Cement grey vs Offbeat Green
Where Cement grey belongs to RAL Classic's range, Offbeat Green is a Sherwin-Williams color. Hue-wise, Cement grey belongs to the grey family and Offbeat Green to the beige-green family. They have nearly identical light reflectance values (24 vs 26), so they'll read as similarly Dark in most lighting conditions. With a ΔE of 48.3, the contrast is hard to miss. These aren't variations on a theme — they're two different answers to the same question. Below you'll find 2 real-room photo comparisons where both colors appear side by side, plus 5 simulated room previews.

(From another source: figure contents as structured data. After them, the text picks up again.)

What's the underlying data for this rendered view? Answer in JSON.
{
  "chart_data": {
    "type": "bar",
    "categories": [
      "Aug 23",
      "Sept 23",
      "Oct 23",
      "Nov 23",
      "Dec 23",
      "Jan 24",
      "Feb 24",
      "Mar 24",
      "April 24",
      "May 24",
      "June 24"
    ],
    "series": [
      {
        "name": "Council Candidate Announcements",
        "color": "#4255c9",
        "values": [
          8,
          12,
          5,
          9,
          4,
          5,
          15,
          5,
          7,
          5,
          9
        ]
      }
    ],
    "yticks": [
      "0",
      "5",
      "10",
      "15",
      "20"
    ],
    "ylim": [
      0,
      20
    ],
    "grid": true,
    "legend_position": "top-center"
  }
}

Cement grey vs Offbeat Green in Real Spaces
2 real rooms side by side. Seeing Cement grey and Offbeat Green in actual rooms makes the difference concrete; browse the spaces below to get a feel for how each color lives on a wall.
Living Room
In a living room, color works across both daylight and evening light — the same wall can read very differently at noon and at 8pm. Side by side like this, the difference is easy to read — which is exactly why seeing them in a real space is more useful than comparing chips.
Front Door
A front door is a focal point — small color differences read clearly at this concentrated scale. Side by side like this, the difference is easy to read — which is exactly why seeing them in a real space is more useful than comparing chips.
Color Details
Cement grey vs Offbeat Green Simulated Comparison
5 simulated room previews — drag the slider on each to see Cement grey on one side and Offbeat Green on the other.
Digital color is approximate. These simulations are generated from the manufacturer's hex values and overlaid on grayscale room photos — your screen's calibration, brightness, and viewing angle all affect how they render. Before committing to either color, test physical samples in your own space under the light you actually live with.
More Cement grey comparisons
See how Cement grey stacks up against other well-photographed colors across different brands and tones.